I have catalog with products and I want to filter it by many parameters: category, price, size, color, wieght etc..
So the question is about indexing.
I can try to use compound index on all fields, and query them in the same order I indexed them. But what if I need to filter only by size & color, and then only by price & weight? Creating compound index for each possible filtering query would be overkill because there might be too many parameters.
So after some search I found an interesting approach
It is suggested there to use "normalized attributes":
{color: "red"} = 10
{weight: 125} = 25
{size: "M"} = 30
and now mongo record will look like this:
{_id: ..., attributes: [10,25,30]}
Then I should index by attributes and after that I can query this way:
db.items.find(attributes: {$all: [10,25,30]})
Advatages are:
What I didn't undestand is HOW do I get those numbers for each attribute?

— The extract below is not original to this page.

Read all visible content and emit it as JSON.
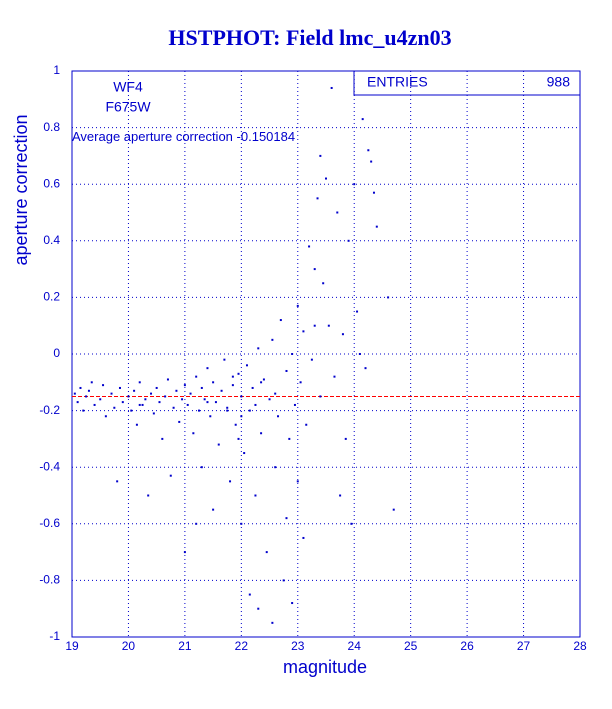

Are they calculated somehow (like md5)? Or should I create a different collection and store each key-value-number there? And get the numbers from there first - each time when I need to filter "items" collection?
And what do you think about this approach?
UPDATE: What if I will use concatenated strings instead of numbers?
{_id: ..., attributes: ["language.English", "color.red"]}
Searching (efficiently) in a store catalog is indeed a non-trivial task.
Yes, you can create an additional collection and store all values there
{name: "language", value: "English", numValue: "13"}
No, you don't need to re-query this collection every time. Data size here will be likely small, so you can cache it in application process. Don't forget the hint: always put attribute with lowest cardinality first.
Another approach would be to use bit-masking, but since MongoDB has limited integer length, you can't get unlimited number of attributes.